Some would see Rajan's departure as a huge loss. He has a raft of proponents — including many prominent chief executives of large companies who have praised his efforts to curb inflation and clean up India’s debt-ridden banks. A Change.org petition has been set up urging the government to keep him on. It now has more than 56,000 signatures.
Subramanian Swamy, a controversial former Harvard University economics professor who is now a member of India’s Parliament, has led the recent attacks on him.
Swamy wrote a highly publicized note to Modi earlier this month to ask that Rajan be fired because he is “mentally not fully Indian,” a reference to his U.S. ties. In a follow-up note, Swamy accused Rajan of enacting monetary policies that damaged economic growth and of publicly contradicting Modi’s Bharatiya Janata Party.

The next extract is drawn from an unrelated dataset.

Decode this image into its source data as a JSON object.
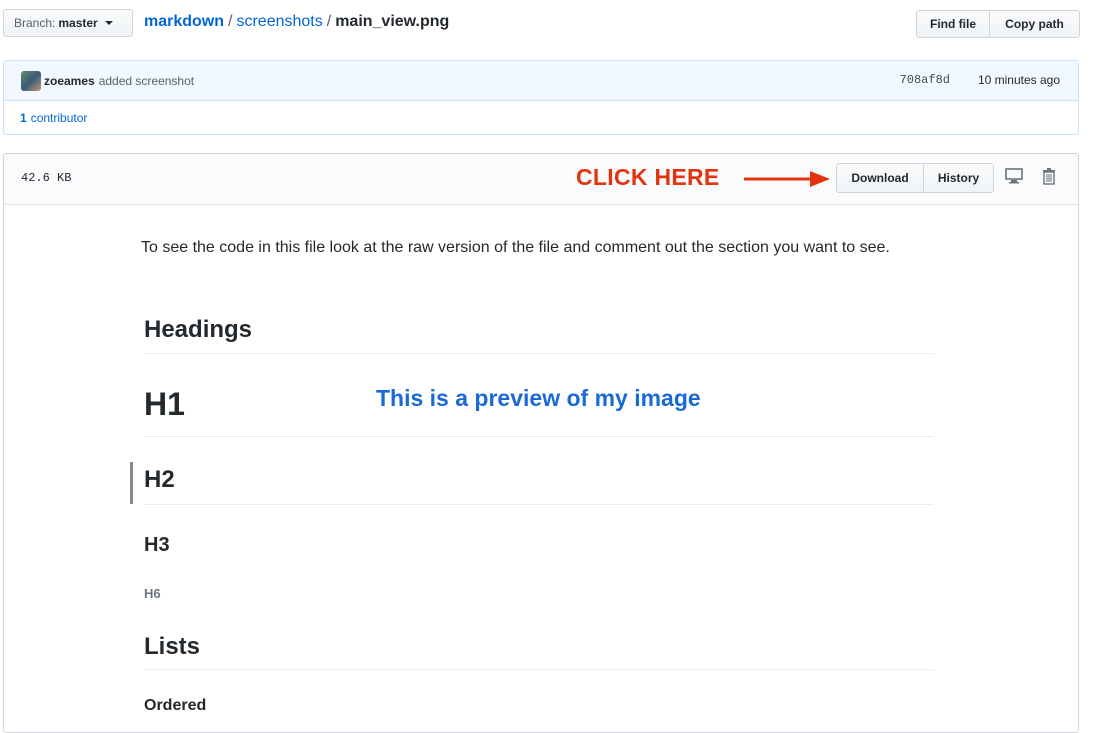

For example, shortly after the killing of a Muslim man by a mob sparked a national debate about intolerance, Rajan gave a widely covered speech in which he called for improving the environment for ideas “through tolerance and mutual respect.”
Rajan, whose family hails from the south of India, graduated from the country’s prestigious Indian Institutes of Technology and later earned a PhD in management from MIT. He went on to be the youngest chief economist of the IMF.
Modi, who is said to be supportive of the governor, was circumspect about Rajan’s future in an interview with the Wall Street Journal earlier this month.
“I don’t think this administrative subject can be an issue for the media. And that issue is only in September, not now,” the prime minister said.
Rajan has stayed above the fray, noting in a speech earlier this month that while the economy is in the midst of a recovery, “there is still work to be done.”